Strong prompt pattern for rafflys-automation usage
Weak prompt:
“Automate my Rafflys task.”
Stronger prompt:
“Use the rafflys-automation skill. First confirm Rube MCP is available. Search Rafflys tools for this use case: [describe the exact Rafflys outcome]. Check the rafflys connection status and stop if it is not ACTIVE. Before executing, summarize the selected tool slug, required fields, optional fields, and any risky assumptions. Ask me for missing required values instead of guessing.”
This works better because the agent gets the task goal, the required discovery step, the connection boundary, and a clear rule for missing inputs.
Practical workflow tips
Be specific about the Rafflys object, action, filters, dates, campaign names, user identifiers, or output format you expect. If the tool schema returns required fields you did not provide, treat that as a clarification step, not an error. For safer automation, ask the agent to show the planned call before execution when the action could create, update, or delete Rafflys data.
For repeat workflows, keep the same Rube session ID when appropriate so tool discovery and execution context remain connected.
rafflys-automation skill FAQ
Is rafflys-automation beginner-friendly?
It is beginner-friendly if your client already supports MCP tools. The skill gives a clear setup path: add Rube MCP, verify RUBE_SEARCH_TOOLS, manage the Rafflys connection, then discover tools. Beginners may still need help completing the Rafflys authorization flow returned by RUBE_MANAGE_CONNECTIONS.
When should I not use rafflys-automation?
Do not use it when you need offline automation, local-only scripts, or a fixed Rafflys API wrapper. This skill is built around live Composio/Rube tool discovery. It is also a poor fit if your organization does not allow MCP server connections or third-party workflow tooling.
How does it compare with direct Rafflys API work?
Direct API work may be better for production code where you need versioned endpoints, tests, and strict deployment controls. rafflys-automation is better for agent-driven operations where the assistant can inspect current schemas and perform tasks interactively through Composio’s Rafflys toolkit.
Does rafflys-automation for Workflow Automation require coding?
Usually no. The skill is prompt-and-tool driven. You need to configure MCP and authorize the Rafflys toolkit, but routine usage is mostly about describing the workflow clearly and letting the agent discover and call the right tools.
How to Improve rafflys-automation skill
Improve rafflys-automation inputs
The fastest way to improve results is to replace vague goals with operational details. Include the Rafflys task type, target records, constraints, time range, success condition, and whether the agent may execute immediately or must ask for approval.
Example:
“Find Rafflys tools for exporting entries from campaign X between May 1 and May 31. Do not execute until you show me the required schema fields and confirm which fields are missing.”
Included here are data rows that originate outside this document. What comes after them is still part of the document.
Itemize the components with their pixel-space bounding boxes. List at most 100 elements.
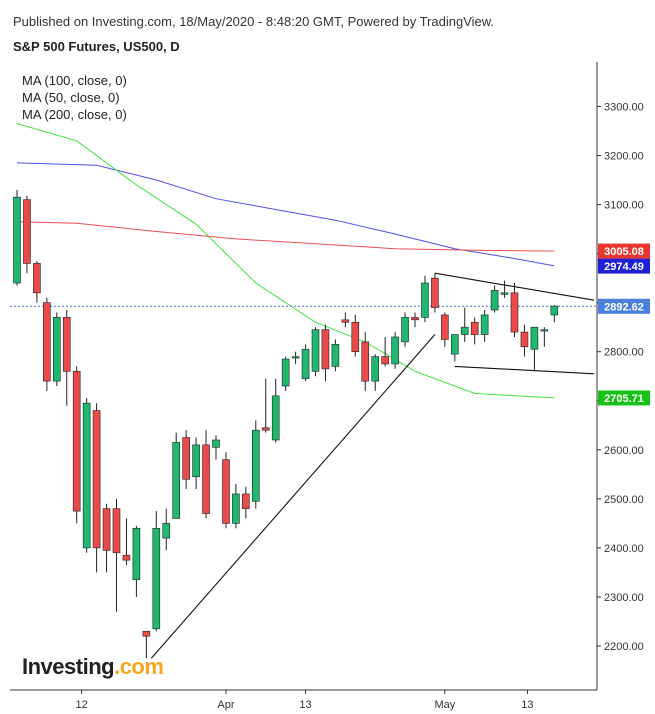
candle-body [192, 444, 200, 478]
ma-50-line [16, 123, 555, 399]
candle-body [500, 292, 509, 295]
candle-down [43, 297, 51, 391]
chart-frame [10, 62, 598, 691]
price-tags: 3005.08 2974.49 2892.62 2705.71 [598, 243, 650, 406]
candle-body [182, 437, 190, 480]
legend-ma-100: MA (100, close, 0) [22, 73, 127, 88]
candle-body [321, 329, 330, 370]
candle-up [291, 351, 300, 364]
candle-up [500, 280, 509, 298]
y-tick-label: 2200.00 [604, 641, 644, 653]
candle-body [202, 444, 210, 514]
candle-down [142, 630, 151, 659]
candle-down [23, 195, 31, 274]
logo-text: Investing [22, 654, 115, 679]
candle-body [490, 290, 499, 311]
candle-body [162, 523, 171, 539]
price-tag-box [598, 298, 650, 314]
candle-down [182, 430, 190, 490]
price-tag: 2892.62 [598, 298, 650, 314]
y-tick-label: 2500.00 [604, 494, 644, 506]
x-tick-label: Apr [217, 699, 234, 711]
time-axis: 12 Apr 13 May 13 [76, 690, 534, 711]
price-tag-box [598, 258, 650, 274]
candle-up [371, 354, 380, 391]
candle-body [391, 336, 399, 365]
candle-body [361, 341, 370, 382]
y-tick-label: 3100.00 [604, 200, 644, 212]
legend-ma-50: MA (50, close, 0) [22, 90, 120, 105]
candle-body [480, 314, 489, 335]
candle-body [401, 317, 409, 343]
trendlines [150, 272, 595, 659]
legend-ma-200: MA (200, close, 0) [22, 107, 127, 122]
moving-averages [10, 123, 597, 399]
candle-body [112, 508, 121, 554]
candle-down [341, 312, 350, 328]
candle-body [421, 282, 429, 318]
candle-up [550, 305, 559, 323]
candle-down [510, 283, 519, 337]
candle-body [271, 395, 280, 441]
trendline [454, 365, 595, 375]
candle-down [411, 312, 419, 328]
candle-body [381, 356, 389, 365]
ma-200-line [16, 221, 555, 252]
price-tag-label: 2974.49 [604, 261, 644, 273]
price-tag: 2705.71 [598, 390, 650, 406]
ma-100-line [16, 162, 555, 267]
candle-body [540, 329, 549, 332]
candle-body [82, 402, 91, 549]
trendline [150, 334, 436, 659]
candle-body [431, 277, 439, 308]
candle-up [52, 312, 61, 387]
candle-body [152, 527, 161, 630]
price-tag-label: 3005.08 [604, 246, 644, 258]
x-tick-label: May [434, 699, 455, 711]
candle-up [212, 435, 220, 460]
candle-up [82, 398, 91, 553]
candle-down [520, 324, 529, 357]
candle-down [33, 260, 41, 303]
candle-down [441, 312, 449, 347]
candle-down [321, 324, 330, 382]
candle-down [92, 403, 101, 573]
candle-up [391, 332, 399, 369]
candle-body [222, 459, 230, 524]
candle-body [470, 321, 479, 335]
candle-up [480, 310, 489, 342]
candle-body [281, 358, 290, 387]
candles [13, 189, 559, 659]
candle-up [271, 378, 280, 443]
candle-body [530, 326, 539, 350]
candle-up [311, 327, 320, 377]
publish-info: Published on Investing.com, 18/May/2020 … [13, 14, 495, 29]
candle-body [460, 326, 469, 335]
candle-body [301, 348, 310, 379]
candle-up [301, 344, 310, 382]
y-tick-label: 2600.00 [604, 445, 644, 457]
investing-logo: Investing.com [22, 654, 164, 680]
candle-body [132, 527, 141, 581]
candle-body [122, 554, 131, 561]
candle-up [252, 420, 260, 509]
price-tag-box [598, 243, 650, 259]
candle-body [43, 302, 51, 382]
candle-body [450, 334, 459, 355]
candle-down [242, 486, 250, 519]
candle-down [361, 332, 370, 391]
x-tick-label: 12 [76, 699, 88, 711]
candle-up [331, 339, 340, 372]
candle-up [192, 437, 200, 490]
candle-body [142, 630, 151, 637]
price-tag: 3005.08 [598, 243, 650, 259]
price-axis: 3300.003200.003100.003000.002900.002800.… [597, 101, 644, 653]
candle-up [530, 326, 539, 372]
candle-body [550, 305, 559, 316]
candle-down [72, 366, 81, 524]
y-tick-label: 2800.00 [604, 347, 644, 359]
candle-down [261, 378, 270, 433]
candle-body [72, 371, 81, 512]
candle-body [242, 493, 250, 509]
y-tick-label: 3300.00 [604, 101, 644, 113]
Prevent common failure modes
The main failure modes are skipped tool discovery, inactive connection, stale assumptions about tool parameters, and missing required fields. Counter them directly in your prompt: require RUBE_SEARCH_TOOLS first, require a connection check, and instruct the agent to ask questions instead of fabricating values.
If a call fails, ask the agent to compare the attempted payload against the latest returned schema before retrying.
Iterate after the first output
After the first response, refine by narrowing scope: “only active campaigns,” “return a CSV-ready summary,” “exclude test records,” or “dry-run the update plan first.” For destructive or high-impact operations, add an approval checkpoint between schema discovery and execution.
What repository improvements would help
The upstream skill would be stronger with more example Rafflys use cases, sample RUBE_SEARCH_TOOLS queries, and safe execution patterns for create/update/delete actions. Until then, treat SKILL.md as the authoritative guide and make your own prompts explicit about schema discovery, connection status, and approval boundaries.